DIPG is a type of malignant brain tumour that forms in the brainstem, impacting the function of nerves that control muscles and the sensation of the face. It is one of the most aggressive of all childhood cancers.

More than 80 per cent of patients diagnosed with DIPG carry the same genetic mutation that makes the cancer cells more aggressive.

Clinical outcomes have not improved in over 50 years, and more than 250 clinical trials have failed.

Dr Valdes Mora is developing a new treatment that targets this disease-causing genetic mutation commonly found in patients with DIPG. The therapy will aim to reverse the molecular changes that make DIPG challenging to treat.

“DIPG is one of the most aggressive childhood brain cancers.
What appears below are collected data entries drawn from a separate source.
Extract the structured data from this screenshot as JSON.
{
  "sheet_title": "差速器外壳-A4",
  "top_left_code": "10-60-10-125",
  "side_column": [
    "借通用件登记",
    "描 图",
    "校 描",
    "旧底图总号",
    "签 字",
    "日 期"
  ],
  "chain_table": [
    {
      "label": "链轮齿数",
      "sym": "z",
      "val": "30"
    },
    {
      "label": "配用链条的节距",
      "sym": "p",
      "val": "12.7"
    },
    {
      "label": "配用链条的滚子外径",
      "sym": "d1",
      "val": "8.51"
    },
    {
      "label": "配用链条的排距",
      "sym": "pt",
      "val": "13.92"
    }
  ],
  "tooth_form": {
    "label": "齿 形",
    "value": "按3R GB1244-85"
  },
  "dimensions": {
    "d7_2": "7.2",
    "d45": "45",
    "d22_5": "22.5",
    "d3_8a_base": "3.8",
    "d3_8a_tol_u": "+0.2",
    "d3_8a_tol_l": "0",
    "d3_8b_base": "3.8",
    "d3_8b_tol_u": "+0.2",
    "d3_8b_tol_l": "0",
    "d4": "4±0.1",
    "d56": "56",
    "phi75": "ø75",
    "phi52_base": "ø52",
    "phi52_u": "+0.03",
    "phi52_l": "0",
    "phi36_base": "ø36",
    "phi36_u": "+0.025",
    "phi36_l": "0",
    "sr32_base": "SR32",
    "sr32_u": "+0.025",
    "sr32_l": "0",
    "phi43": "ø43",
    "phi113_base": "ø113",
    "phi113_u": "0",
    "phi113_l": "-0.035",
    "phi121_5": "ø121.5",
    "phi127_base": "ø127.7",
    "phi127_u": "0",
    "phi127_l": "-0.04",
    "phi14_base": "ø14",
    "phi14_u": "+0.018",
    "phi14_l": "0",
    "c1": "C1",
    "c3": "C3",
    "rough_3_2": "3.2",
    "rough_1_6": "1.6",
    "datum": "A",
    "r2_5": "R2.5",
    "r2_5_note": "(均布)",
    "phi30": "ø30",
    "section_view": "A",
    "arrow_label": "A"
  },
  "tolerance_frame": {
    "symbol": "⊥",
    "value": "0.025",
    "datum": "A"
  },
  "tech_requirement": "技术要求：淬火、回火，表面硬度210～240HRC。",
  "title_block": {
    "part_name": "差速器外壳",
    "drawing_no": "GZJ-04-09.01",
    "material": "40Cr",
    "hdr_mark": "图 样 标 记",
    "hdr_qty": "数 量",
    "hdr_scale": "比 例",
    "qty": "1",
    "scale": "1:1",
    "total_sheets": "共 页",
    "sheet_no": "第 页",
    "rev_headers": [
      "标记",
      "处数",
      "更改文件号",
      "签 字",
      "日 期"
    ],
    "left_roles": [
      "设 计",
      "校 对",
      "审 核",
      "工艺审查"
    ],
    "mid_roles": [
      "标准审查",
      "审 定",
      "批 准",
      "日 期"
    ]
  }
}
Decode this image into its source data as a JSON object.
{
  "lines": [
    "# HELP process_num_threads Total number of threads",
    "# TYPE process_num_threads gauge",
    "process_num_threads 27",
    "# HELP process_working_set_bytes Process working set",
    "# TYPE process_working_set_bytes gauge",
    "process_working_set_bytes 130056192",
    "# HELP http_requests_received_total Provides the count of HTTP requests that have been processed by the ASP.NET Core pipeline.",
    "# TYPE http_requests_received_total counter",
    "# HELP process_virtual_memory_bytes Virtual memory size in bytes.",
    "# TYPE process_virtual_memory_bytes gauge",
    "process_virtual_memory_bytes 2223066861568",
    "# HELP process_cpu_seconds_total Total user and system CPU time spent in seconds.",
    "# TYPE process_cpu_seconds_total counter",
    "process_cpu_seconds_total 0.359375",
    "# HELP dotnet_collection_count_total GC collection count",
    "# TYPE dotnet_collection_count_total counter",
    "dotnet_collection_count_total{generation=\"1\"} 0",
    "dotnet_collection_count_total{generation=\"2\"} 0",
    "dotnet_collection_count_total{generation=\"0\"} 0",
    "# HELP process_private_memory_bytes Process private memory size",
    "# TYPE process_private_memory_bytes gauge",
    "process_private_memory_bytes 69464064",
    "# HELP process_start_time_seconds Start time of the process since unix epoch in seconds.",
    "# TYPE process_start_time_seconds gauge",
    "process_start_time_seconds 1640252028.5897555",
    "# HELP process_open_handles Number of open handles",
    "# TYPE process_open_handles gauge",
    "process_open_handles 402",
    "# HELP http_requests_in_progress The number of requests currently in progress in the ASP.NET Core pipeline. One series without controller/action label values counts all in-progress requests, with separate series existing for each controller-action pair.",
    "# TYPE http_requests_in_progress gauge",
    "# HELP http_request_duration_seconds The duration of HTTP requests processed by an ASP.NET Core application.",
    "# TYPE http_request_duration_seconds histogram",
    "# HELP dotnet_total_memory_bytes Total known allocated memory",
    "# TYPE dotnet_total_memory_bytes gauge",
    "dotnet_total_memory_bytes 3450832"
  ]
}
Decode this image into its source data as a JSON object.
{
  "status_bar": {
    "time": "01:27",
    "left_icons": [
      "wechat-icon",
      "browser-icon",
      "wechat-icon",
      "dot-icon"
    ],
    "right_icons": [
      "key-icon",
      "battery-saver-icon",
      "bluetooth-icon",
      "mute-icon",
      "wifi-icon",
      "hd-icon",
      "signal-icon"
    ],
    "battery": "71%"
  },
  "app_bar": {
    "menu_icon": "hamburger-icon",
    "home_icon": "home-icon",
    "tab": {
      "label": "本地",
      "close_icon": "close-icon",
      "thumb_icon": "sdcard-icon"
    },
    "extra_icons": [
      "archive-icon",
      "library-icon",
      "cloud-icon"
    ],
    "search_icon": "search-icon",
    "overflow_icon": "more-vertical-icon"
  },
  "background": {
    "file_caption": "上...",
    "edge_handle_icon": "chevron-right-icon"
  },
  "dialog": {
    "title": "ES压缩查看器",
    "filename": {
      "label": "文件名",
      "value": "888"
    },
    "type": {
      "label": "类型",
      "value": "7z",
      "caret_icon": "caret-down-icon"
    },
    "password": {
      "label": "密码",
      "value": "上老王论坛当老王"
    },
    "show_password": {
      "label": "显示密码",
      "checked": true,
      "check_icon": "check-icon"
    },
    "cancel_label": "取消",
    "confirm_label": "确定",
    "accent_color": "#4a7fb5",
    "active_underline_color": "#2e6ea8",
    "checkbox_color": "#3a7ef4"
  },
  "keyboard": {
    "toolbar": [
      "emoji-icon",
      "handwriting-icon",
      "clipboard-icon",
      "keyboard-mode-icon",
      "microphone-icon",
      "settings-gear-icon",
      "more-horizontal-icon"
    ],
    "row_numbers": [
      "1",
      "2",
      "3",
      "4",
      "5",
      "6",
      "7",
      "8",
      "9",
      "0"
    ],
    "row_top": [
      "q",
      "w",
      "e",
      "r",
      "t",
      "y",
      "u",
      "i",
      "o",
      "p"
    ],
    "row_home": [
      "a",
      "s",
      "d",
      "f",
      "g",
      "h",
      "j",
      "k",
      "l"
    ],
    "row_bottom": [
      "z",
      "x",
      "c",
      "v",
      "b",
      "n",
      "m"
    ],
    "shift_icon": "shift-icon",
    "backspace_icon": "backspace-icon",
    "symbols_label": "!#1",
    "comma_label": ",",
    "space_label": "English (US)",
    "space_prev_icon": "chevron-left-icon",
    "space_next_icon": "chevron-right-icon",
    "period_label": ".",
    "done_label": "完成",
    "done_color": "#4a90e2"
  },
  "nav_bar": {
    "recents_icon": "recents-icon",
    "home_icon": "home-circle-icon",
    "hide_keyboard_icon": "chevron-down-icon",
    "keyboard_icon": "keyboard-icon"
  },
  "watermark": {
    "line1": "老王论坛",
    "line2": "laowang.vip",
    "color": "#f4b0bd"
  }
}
Research to develop effective treatments is desperately needed," said Minister Butler.

“This innovative strategy for treating DIPG holds great promise, and could spark hope of better clinical outcomes for children and their families.”

“DIPG is a type of paediatric brain cancer with no cure and no treatment options," said Dr Mora.

“Even though the main genetic cause of DIPG (a mutation called H3K27M) has been known since 2012, the survival rate for DIPG patients hasn't improved over the last 50 years, due to the inability to target the mutation directly.

“Our goal is to identify specific DNA regions related to H3K27M that cause DIPG to simultaneously and specifically target them using advanced systems and technologies.

“This project stands out by bringing together a diverse team of national and international researchers to create a new type of therapy to treat DIPG based on the Nobel Prize-winning CRISPR/Cas technology in a way that no-one has attempted before," added Dr Mora.